Putting Potential Returns in Perspective
To put the potential returns from REITs in India in perspective, consider how they compare to those in other countries. Typical returns on commercial properties in the best American markets are usually between four and five percent. By contrast, the average in India is seven to nine percent, with some returns reaching 13 percent.
It Will Benefit Indians as Well
The predicted rise in real estate investments in India will also benefit Indians. Because foreign investments were previously rare, most of the current investments are from Indians. Those shareholders and property owners stand to see high returns on their investments as the demand increases.
There will also likely be an increase in demand for Indian fund managers to serve as managers or directors for these trusts. After all, they should be more familiar with Indian corporate taxes and other regulations than foreign investors.
On top of that, Indians who want to invest in REITs will find themselves with a more seamless experience, stemming from the fact that international fund managers with decades of experience will enter the Indian market. Essentially, Indian investors will have access to more professional and experienced management.
Who the Real Estate Investment Opportunities Will Attract?
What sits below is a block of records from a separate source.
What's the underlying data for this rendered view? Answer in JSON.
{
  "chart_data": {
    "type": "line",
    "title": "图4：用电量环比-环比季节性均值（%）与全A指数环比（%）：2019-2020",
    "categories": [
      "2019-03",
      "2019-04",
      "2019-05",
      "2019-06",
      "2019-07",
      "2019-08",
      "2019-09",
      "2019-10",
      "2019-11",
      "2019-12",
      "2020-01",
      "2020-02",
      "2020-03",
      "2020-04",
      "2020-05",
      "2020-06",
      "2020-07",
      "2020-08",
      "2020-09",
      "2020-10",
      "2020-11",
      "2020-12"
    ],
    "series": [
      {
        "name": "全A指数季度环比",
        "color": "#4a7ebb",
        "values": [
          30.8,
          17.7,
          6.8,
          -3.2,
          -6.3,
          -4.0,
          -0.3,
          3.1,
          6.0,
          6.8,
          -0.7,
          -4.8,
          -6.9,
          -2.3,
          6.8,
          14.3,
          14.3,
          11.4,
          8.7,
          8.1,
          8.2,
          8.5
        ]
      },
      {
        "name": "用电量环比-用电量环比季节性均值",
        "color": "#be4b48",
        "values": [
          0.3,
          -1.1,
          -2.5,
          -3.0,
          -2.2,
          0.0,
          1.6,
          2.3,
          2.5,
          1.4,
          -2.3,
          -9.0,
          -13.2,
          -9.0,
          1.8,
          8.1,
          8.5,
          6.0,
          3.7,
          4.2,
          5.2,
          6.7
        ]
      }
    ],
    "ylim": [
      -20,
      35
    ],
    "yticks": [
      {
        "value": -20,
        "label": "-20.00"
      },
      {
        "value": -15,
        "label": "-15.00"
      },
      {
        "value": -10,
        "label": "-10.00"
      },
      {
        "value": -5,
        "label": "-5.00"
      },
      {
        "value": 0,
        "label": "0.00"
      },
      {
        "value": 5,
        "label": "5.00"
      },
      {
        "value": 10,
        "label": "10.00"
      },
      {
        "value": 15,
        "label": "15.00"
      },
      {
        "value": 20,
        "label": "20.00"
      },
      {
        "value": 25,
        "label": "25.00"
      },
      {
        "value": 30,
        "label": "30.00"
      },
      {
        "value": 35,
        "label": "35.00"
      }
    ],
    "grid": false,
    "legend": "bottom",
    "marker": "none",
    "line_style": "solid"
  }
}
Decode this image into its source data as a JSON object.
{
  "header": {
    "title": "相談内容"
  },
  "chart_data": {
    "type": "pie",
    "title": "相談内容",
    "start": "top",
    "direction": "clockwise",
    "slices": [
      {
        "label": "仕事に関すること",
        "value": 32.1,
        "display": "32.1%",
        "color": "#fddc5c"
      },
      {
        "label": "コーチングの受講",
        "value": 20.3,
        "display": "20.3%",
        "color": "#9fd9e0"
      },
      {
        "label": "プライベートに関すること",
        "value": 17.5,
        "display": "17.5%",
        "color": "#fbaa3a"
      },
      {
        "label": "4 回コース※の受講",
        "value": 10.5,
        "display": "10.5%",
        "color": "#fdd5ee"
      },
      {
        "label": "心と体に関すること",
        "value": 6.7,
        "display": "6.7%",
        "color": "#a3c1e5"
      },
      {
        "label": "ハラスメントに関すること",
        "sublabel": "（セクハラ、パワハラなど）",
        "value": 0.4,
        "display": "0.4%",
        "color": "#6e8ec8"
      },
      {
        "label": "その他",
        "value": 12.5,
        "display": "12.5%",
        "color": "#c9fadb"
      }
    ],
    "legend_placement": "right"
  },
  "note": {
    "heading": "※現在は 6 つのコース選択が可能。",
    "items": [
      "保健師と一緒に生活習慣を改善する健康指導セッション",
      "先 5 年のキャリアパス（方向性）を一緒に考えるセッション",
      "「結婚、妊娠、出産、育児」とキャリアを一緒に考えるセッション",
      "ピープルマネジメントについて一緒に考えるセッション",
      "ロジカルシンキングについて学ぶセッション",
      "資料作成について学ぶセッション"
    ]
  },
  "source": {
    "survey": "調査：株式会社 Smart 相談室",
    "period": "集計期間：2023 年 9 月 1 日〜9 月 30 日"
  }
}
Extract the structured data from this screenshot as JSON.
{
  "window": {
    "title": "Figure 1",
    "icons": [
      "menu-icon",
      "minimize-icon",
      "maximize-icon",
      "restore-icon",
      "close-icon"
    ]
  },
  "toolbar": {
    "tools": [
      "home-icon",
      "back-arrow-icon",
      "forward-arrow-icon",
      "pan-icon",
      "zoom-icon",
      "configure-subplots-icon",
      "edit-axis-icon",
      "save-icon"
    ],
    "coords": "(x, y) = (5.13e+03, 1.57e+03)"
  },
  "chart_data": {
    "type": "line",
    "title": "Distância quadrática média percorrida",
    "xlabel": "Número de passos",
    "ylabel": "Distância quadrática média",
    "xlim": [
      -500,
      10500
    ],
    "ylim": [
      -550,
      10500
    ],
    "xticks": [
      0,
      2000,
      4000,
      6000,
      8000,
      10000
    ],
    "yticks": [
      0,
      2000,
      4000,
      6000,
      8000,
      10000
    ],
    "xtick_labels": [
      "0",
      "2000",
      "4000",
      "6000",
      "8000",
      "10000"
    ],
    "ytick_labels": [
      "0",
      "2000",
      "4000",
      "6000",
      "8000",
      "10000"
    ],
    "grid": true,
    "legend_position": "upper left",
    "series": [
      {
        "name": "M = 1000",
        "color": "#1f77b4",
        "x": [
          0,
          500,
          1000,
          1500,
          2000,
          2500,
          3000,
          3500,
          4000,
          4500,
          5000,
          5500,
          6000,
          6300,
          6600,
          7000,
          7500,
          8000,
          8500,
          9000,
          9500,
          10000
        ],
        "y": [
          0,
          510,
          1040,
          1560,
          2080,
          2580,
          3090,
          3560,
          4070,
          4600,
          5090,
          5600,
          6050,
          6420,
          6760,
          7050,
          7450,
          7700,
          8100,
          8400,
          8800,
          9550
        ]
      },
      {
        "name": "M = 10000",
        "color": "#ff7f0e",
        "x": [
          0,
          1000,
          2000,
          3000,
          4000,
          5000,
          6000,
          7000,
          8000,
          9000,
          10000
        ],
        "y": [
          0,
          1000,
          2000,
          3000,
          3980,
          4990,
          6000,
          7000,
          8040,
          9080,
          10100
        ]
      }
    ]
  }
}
The new REIT opportunities will likely attract a range of investors, both funds and individuals. Experts predict that pension funds around the world will be particularly interested as most of these funds have guaranteed minimum returns. Despite that, many have struggled to reach those promised returns. They will likely see Indian real estate as the perfect opportunity.
Conveniently for India, these funds already have experience investing in REITs. They simply have not yet invested in them in India, though they have done so in their own countries.
Investors will also appreciate the strict standards for REIT listing norms. These include more than enough checks and balances to reassure investors.
REITs Have Already Arrived
The prediction of an increase in Indian real estate investment is not just speculation: There are already at least three established REITs. These include the Embassy Office Parks REIT, Brookfield Real Estate Investment Trust, and Mindspace Business Parks REIT. The first of these is already the biggest REIT on the continent.